British manners died somewhere around 1978, didn't they? They developed a persistent cough when the last man with a pocket handkerchief and well-shined shoes stepped aside to allow what he called a lady to pass through a doorway – and was told what a patronising old chauvinist he was. They were sent for a chest X-ray when schoolboys stopped raising their caps. They took to their bed when pedestrians ceased to acknowledge drivers who braked to let them cross the road. And they were delivered into the hands of the funeral directors when wishing colleagues "Good morning" became regarded not as standard practice but as an eccentricity.
That, at any rate, is the popular theory, and you would think that, as a regular commuter on the London Underground, I would agree. After all, on most journeys I have to endure the intrusive racket of an impersonal stereo, or watch as one of the capital's many excessively overweight travellers sits splay-thighed across more than one seat. But in recent times I have learnt that, beneath these mean city streets, manners, consideration and a smile eek out an existence on these jerky troglodyte trains.

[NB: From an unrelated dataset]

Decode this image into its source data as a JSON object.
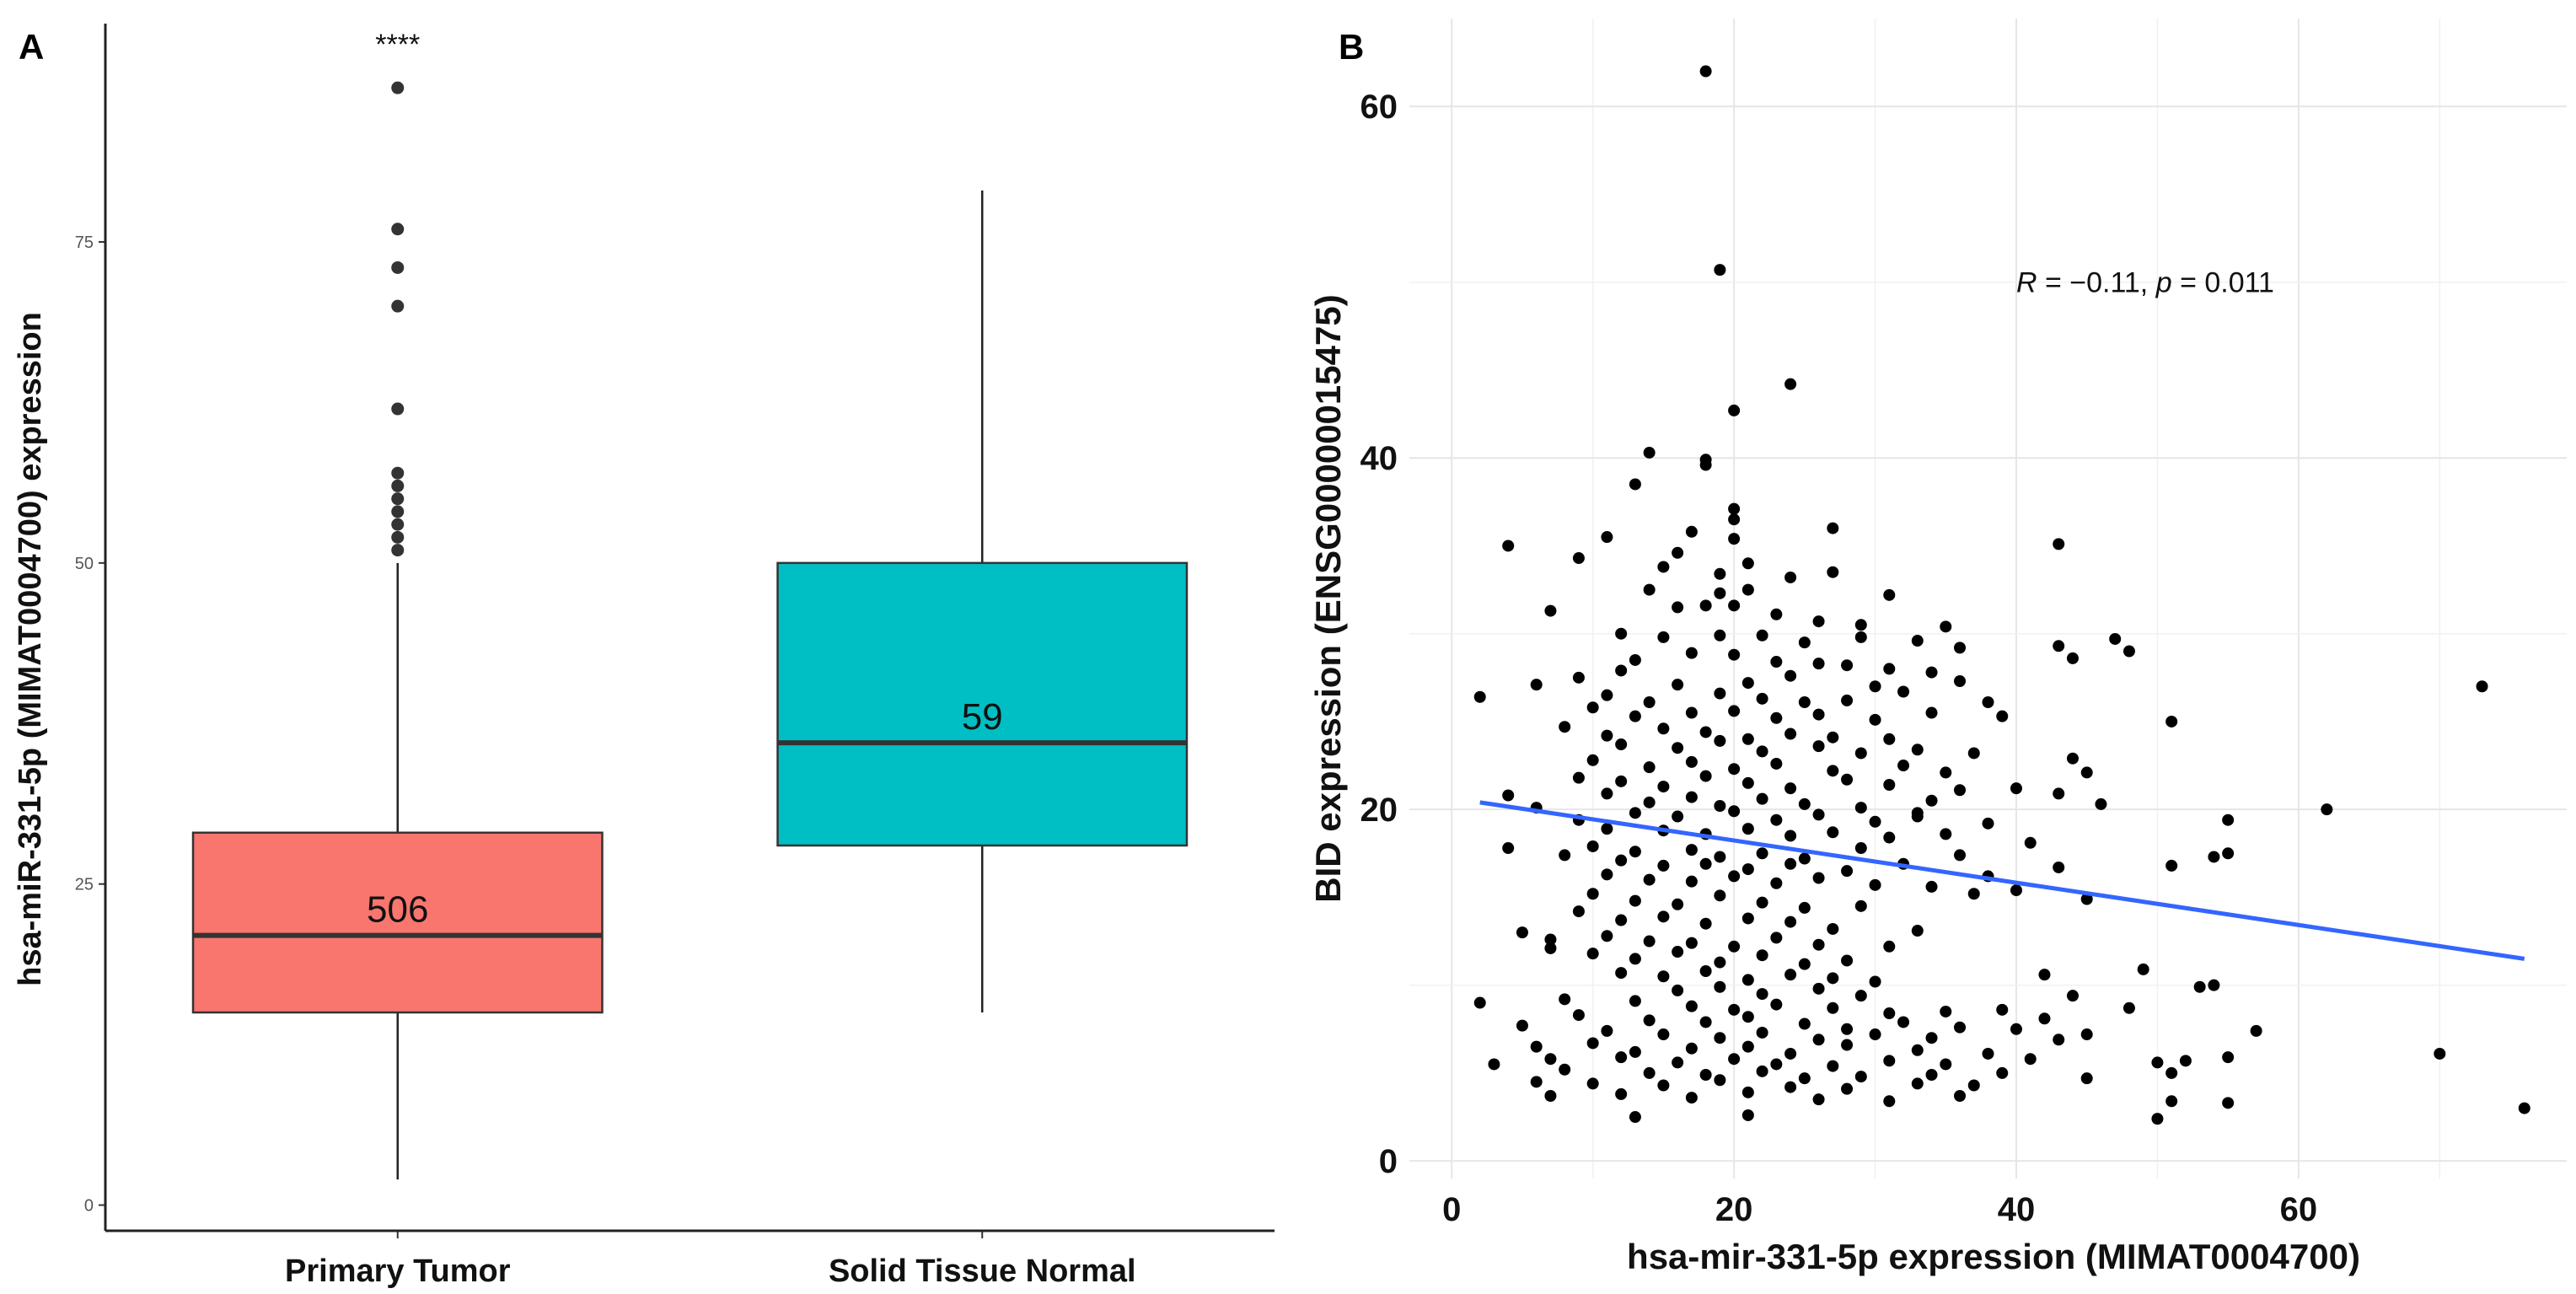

It first happened last year. I had turned 60, and, although my appearance had never encouraged vanity, I was still somewhat taken aback that, as I stood on a Circle Line train, a young woman should rise and offer me her seat. Since then, it has happened with increasing frequency – a tribute, probably, both to the obviously debilitating effects of a lifetime of journalism yet also to the politeness of our young women. Curiously, no male has yet taken pity on this grey-haired grandfather swaying between Gloucester Road and South Kensington. Nor, for that matter, has any child looked at me and, fearing that I may not survive the rigours of the journey while upright, offered me its seat.
And what has been my response to these kindnesses of women? Well, once, I confess, I accepted the offer, mainly because I had much writing to do, and could at least cram a few paragraphs in while seated. But generally I decline, normally with a cheery: "Thank you. It's very kind. But I only look old." They smile. I smile. And my wife finds it all hilarious.